Perhaps most exciting is the entrance into the realm of board games. I grew up in a board game family. Some of my best memories are nights spent playing Monopoly with my grandparents or Taboo at Thanksgiving or Guesstures at Christmas. We’ve been reluctant to buy any kid-friendly board games because, while we think she’s brilliant (what parent doesn’t think their kid is a genius?), even we could recognize that she needed to be of a certain age before we attempted game play.
So, for Christmas, she received Chutes and Ladders. This week, especially, while her brother naps, she’s been asking to play it. She likes the fun pictures of the kids.
Here’s how one of our games tends to go:
I explain the rules to her.
She dances her game piece across the board.
I tell her she needs to spin.
She spins, then stops it with her fingers.
I tell her to spin and let go.
I move her game piece to the correct spot.
She whines, “But Mommy, I want to go to the movies!” (one of the spots in the middle of the game board, at the top of a ladder is of a girl going to the movies).
I explain that she has to work her way up to that square.
She gets quiet.
I spin and move my piece.
She moves her piece to the middle of the board without spinning.
I swallow the urge to walk away from the game.
I explain the rules again.
She says she wants to go ice skating (another of the spots on the board).
I explain that the ice skating square is a bad one because it makes you go back toward the beginning.
You get the idea, I hope. I suspected this might be a problem for me earlier in the week when she was playing with her vTech laptop, too. I don’t know the age recommendation for that, but I’m pretty sure she’s at least a year too young for it. All she wants to do is push the buttons and click the mouse with no regard for the rules. I want her to learn, but most of the time I just want to grab the mouse and play the games for her.
I’m a rule-follower. I like precision and doing things the “right” way. Sometimes, I can’t even color with her because I want to color the characters the way they’re “supposed” to be. (Are Dora’s shorts red? What color are Boots’ ears? Is Spongebob all yellow? These are the pressing questions in my life.)
Then I remember that I don’t do things right all the time. I don’t always follow the rules. I’ve messed up. I’ve made mistakes. Sometimes God has stepped in to stop me from doing wrong. Other times, He let me make a mistake and learn from it. And I realize how much love there is in that non-action.
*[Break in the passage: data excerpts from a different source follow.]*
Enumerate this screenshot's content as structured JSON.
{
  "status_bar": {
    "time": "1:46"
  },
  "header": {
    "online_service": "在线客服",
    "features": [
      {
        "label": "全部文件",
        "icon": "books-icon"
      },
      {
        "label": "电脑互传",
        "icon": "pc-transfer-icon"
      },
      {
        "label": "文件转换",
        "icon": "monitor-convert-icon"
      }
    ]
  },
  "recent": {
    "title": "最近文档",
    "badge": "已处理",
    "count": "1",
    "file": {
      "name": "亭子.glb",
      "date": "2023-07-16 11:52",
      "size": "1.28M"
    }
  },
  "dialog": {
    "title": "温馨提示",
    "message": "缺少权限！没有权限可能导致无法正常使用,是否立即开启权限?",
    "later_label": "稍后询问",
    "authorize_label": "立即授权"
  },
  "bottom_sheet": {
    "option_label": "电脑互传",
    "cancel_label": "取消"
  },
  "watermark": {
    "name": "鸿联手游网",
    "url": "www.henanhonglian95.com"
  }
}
And how incredibly difficult it must be.
I don’t want my kids to make mistakes, especially the grievous, hurtful kind that can change a life forever. But I also know that I can’t do everything for them in life. That some things they’ll have to learn on their own. And sometimes they’re going to do things the wrong way, and I’m going to have to watch them do it, learn from it and grow from it.
For now, that means loosening up a little while playing games. So what if she doesn’t follow the rules? She’s not even 3 yet. She will learn in time.
And maybe, if I chill out a little bit, she’ll even WANT me to teach her.